The proposal to compress a four-year degree into three years may have the greatest relevance to traditional-age, full-time enrolled students who are able to take and complete higher credit loads each semester, and commit to a summer semester.  For all other students – those who enroll part-time, those who can not financially manage higher credit loads, or those who need to complete developmental education credits – other acceleration options should be considered.

More on Accelerated Degree Programs

 


Alternative course delivery

Alternative course delivery generally refers to course content that is delivered in a method other than in a traditional classroom setting. Usually, it takes the form of audio-visual, telecommunications, or online delivery. This may be referred to as distance learning, distributed learning, or online learning. These offerings can be organized at the system- or institution-level.

Alternative course delivery modes offer great flexibility in terms of access; courses are neither place- nor time-bound. For example, with online course delivery, students can access coursework and engage in course activities at any time and from anywhere they have access to a computer.  The flexibility offered by alternative course delivery can improve students’ ability to complete a degree expeditiously.

Of note, as online enrollments have continued to increase significantly over the past decade, course completion rates have not followed.  More research is needed on course-taking and completion patterns within this medium, and on which groups of students may derive the most benefit.

More on Alternative Course Delivery

 


Comprehensive tracking systems

For public colleges and universities, enrollment data typically exists within system-level data files in an aggregate form, organized by sector (community college, comprehensive university) and institution. Often these data systems are not organized by student-unit records in which students have a unique identifiers. The lack of unique identifier makes it difficult for colleges to track students over time, including through in-system transfers, or intermittent enrollment. 

Allowing administrators to access student-unit record data across institutions, or sectors, in a given system can provide more accurate data on time to completion.  It can also mitigate delays often caused by missing data: lack of credit at transfer, delays in registration, and financial aid ineligibility. Beyond avoiding bureaucratic delays, better data management can facilitate needed analysis on time to completion to leverage policy and programs changes, and remove identified barriers.

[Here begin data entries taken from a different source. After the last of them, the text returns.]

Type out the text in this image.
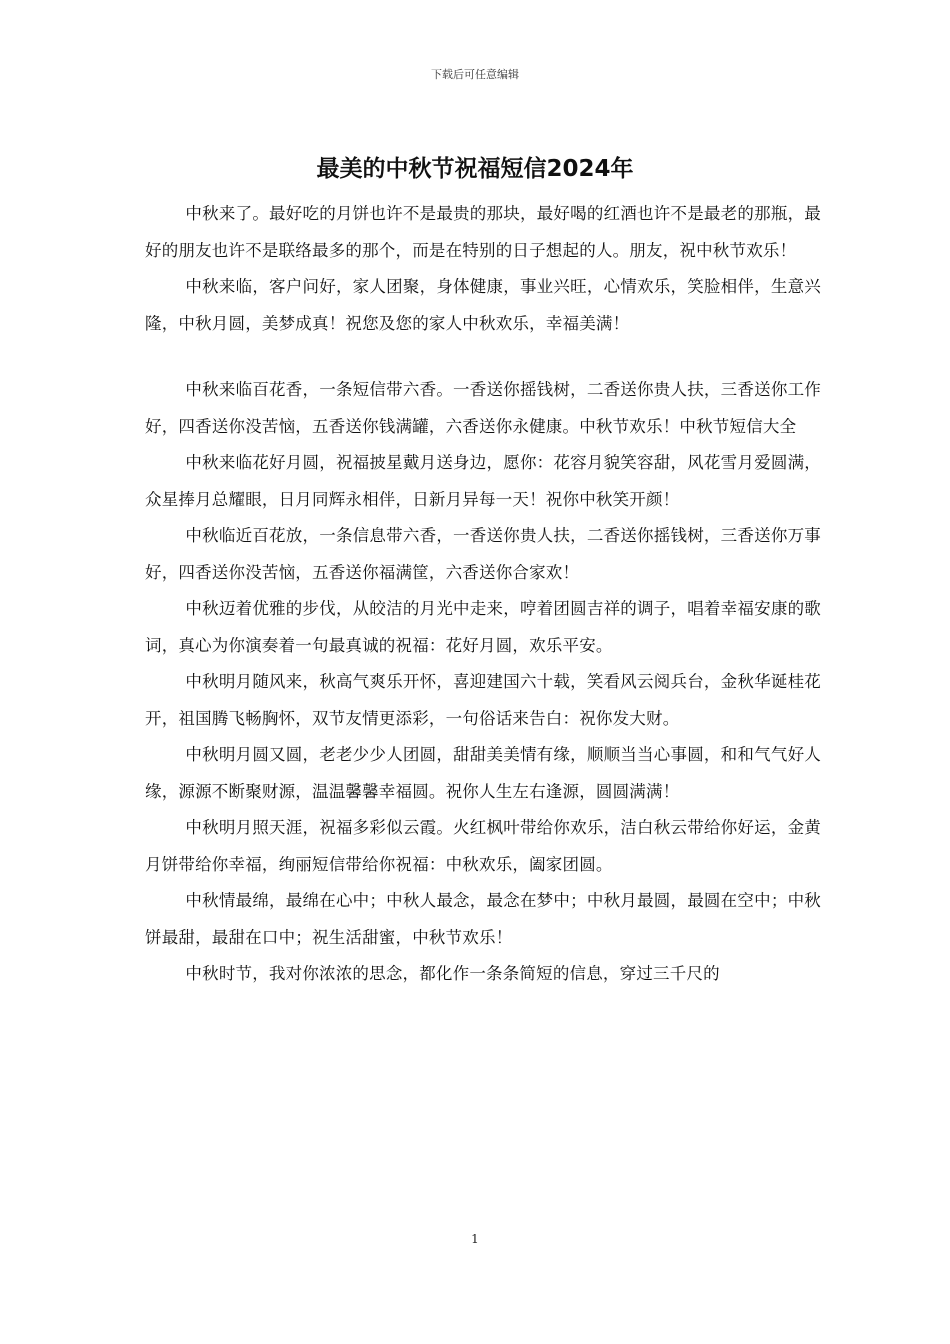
下载后可任意编辑
最美的中秋节祝福短信2024年

中秋来了。最好吃的月饼也许不是最贵的那块，最好喝的红酒也许不是最老的那瓶，最好的朋友也许不是联络最多的那个，而是在特别的日子想起的人。朋友，祝中秋节欢乐！

中秋来临，客户问好，家人团聚，身体健康，事业兴旺，心情欢乐，笑脸相伴，生意兴隆，中秋月圆，美梦成真！祝您及您的家人中秋欢乐，幸福美满！

中秋来临百花香，一条短信带六香。一香送你摇钱树，二香送你贵人扶，三香送你工作好，四香送你没苦恼，五香送你钱满罐，六香送你永健康。中秋节欢乐！中秋节短信大全

中秋来临花好月圆，祝福披星戴月送身边，愿你：花容月貌笑容甜，风花雪月爱圆满，众星捧月总耀眼，日月同辉永相伴，日新月异每一天！祝你中秋笑开颜！

中秋临近百花放，一条信息带六香，一香送你贵人扶，二香送你摇钱树，三香送你万事好，四香送你没苦恼，五香送你福满筐，六香送你合家欢！

中秋迈着优雅的步伐，从皎洁的月光中走来，哼着团圆吉祥的调子，唱着幸福安康的歌词，真心为你演奏着一句最真诚的祝福：花好月圆，欢乐平安。

中秋明月随风来，秋高气爽乐开怀，喜迎建国六十载，笑看风云阅兵台，金秋华诞桂花开，祖国腾飞畅胸怀，双节友情更添彩，一句俗话来告白：祝你发大财。

中秋明月圆又圆，老老少少人团圆，甜甜美美情有缘，顺顺当当心事圆，和和气气好人缘，源源不断聚财源，温温馨馨幸福圆。祝你人生左右逢源，圆圆满满！

中秋明月照天涯，祝福多彩似云霞。火红枫叶带给你欢乐，洁白秋云带给你好运，金黄月饼带给你幸福，绚丽短信带给你祝福：中秋欢乐，阖家团圆。

中秋情最绵，最绵在心中；中秋人最念，最念在梦中；中秋月最圆，最圆在空中；中秋饼最甜，最甜在口中；祝生活甜蜜，中秋节欢乐！

中秋时节，我对你浓浓的思念，都化作一条条简短的信息，穿过三千尺的

1
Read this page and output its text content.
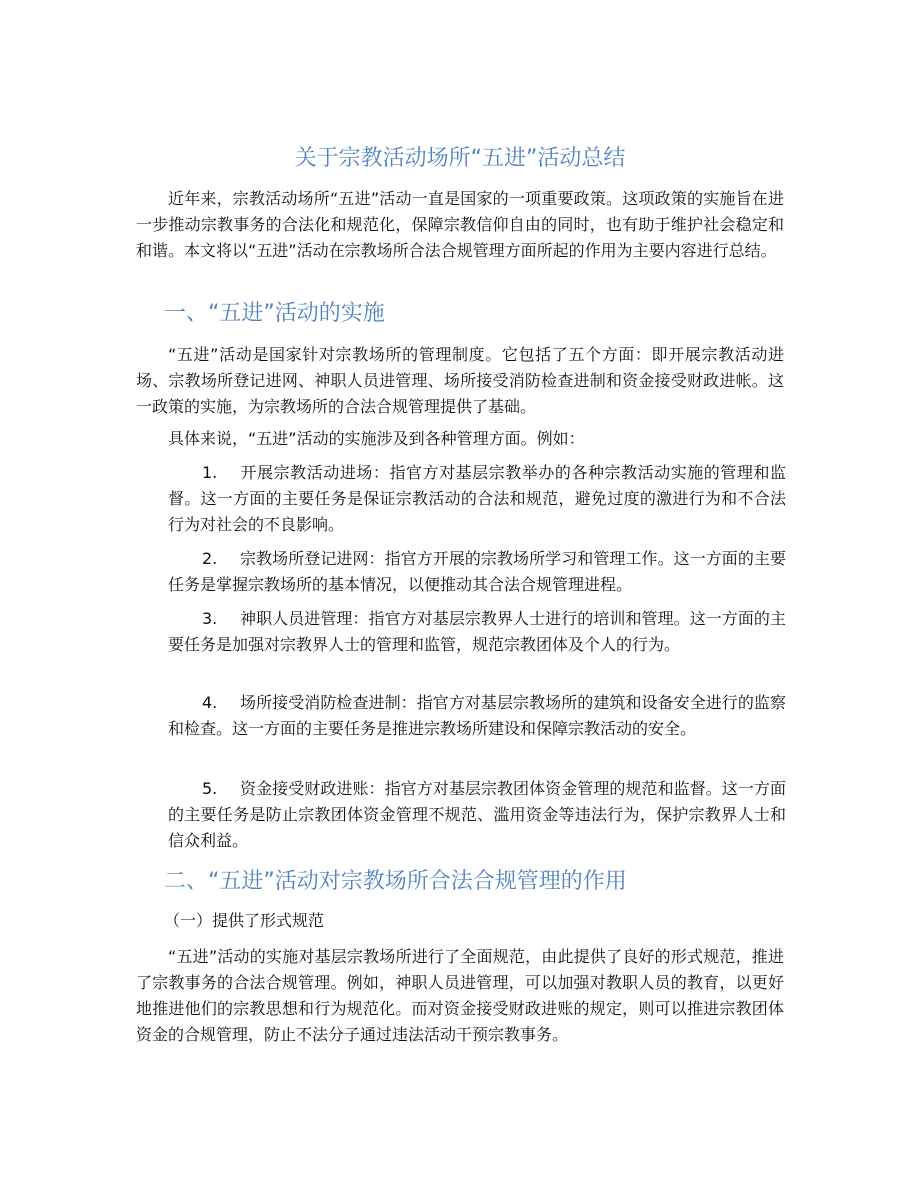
关于宗教活动场所“五进”活动总结

近年来，宗教活动场所“五进”活动一直是国家的一项重要政策。这项政策的实施旨在进一步推动宗教事务的合法化和规范化，保障宗教信仰自由的同时，也有助于维护社会稳定和和谐。本文将以“五进”活动在宗教场所合法合规管理方面所起的作用为主要内容进行总结。

一、“五进”活动的实施

“五进”活动是国家针对宗教场所的管理制度。它包括了五个方面：即开展宗教活动进场、宗教场所登记进网、神职人员进管理、场所接受消防检查进制和资金接受财政进帐。这一政策的实施，为宗教场所的合法合规管理提供了基础。

具体来说，“五进”活动的实施涉及到各种管理方面。例如：

1. 开展宗教活动进场：指官方对基层宗教举办的各种宗教活动实施的管理和监督。这一方面的主要任务是保证宗教活动的合法和规范，避免过度的激进行为和不合法行为对社会的不良影响。
2. 宗教场所登记进网：指官方开展的宗教场所学习和管理工作。这一方面的主要任务是掌握宗教场所的基本情况，以便推动其合法合规管理进程。
3. 神职人员进管理：指官方对基层宗教界人士进行的培训和管理。这一方面的主要任务是加强对宗教界人士的管理和监管，规范宗教团体及个人的行为。
4. 场所接受消防检查进制：指官方对基层宗教场所的建筑和设备安全进行的监察和检查。这一方面的主要任务是推进宗教场所建设和保障宗教活动的安全。
5. 资金接受财政进账：指官方对基层宗教团体资金管理的规范和监督。这一方面的主要任务是防止宗教团体资金管理不规范、滥用资金等违法行为，保护宗教界人士和信众利益。
二、“五进”活动对宗教场所合法合规管理的作用

（一）提供了形式规范

“五进”活动的实施对基层宗教场所进行了全面规范，由此提供了良好的形式规范，推进了宗教事务的合法合规管理。例如，神职人员进管理，可以加强对教职人员的教育，以更好地推进他们的宗教思想和行为规范化。而对资金接受财政进账的规定，则可以推进宗教团体资金的合规管理，防止不法分子通过违法活动干预宗教事务。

Putting this information in the hands of students (e.g. information on degree requirements) could also potentially expedite students' path to completion.

More on Comprehensive Tracking Systems

 


Proto-majors
 

Proto-majors are concentrations of courses within a disciplinary area that allow students in their first and second year to focus on courses in a more general area in which they feel they are likely to major (e.g. arts, humanities, life sciences).  By selecting a "proto-major" soon after matriculation, students can complete both general education requirements and potential major requirements early in their academic careers. They can also be better informed about choices for majors early in their coursework, at a time when changing majors will not result in additional prerequisites.  If students do change majors, they may do so with minimal credit loss and only if choosing a major outside the a larger academic discipline of the proto-major.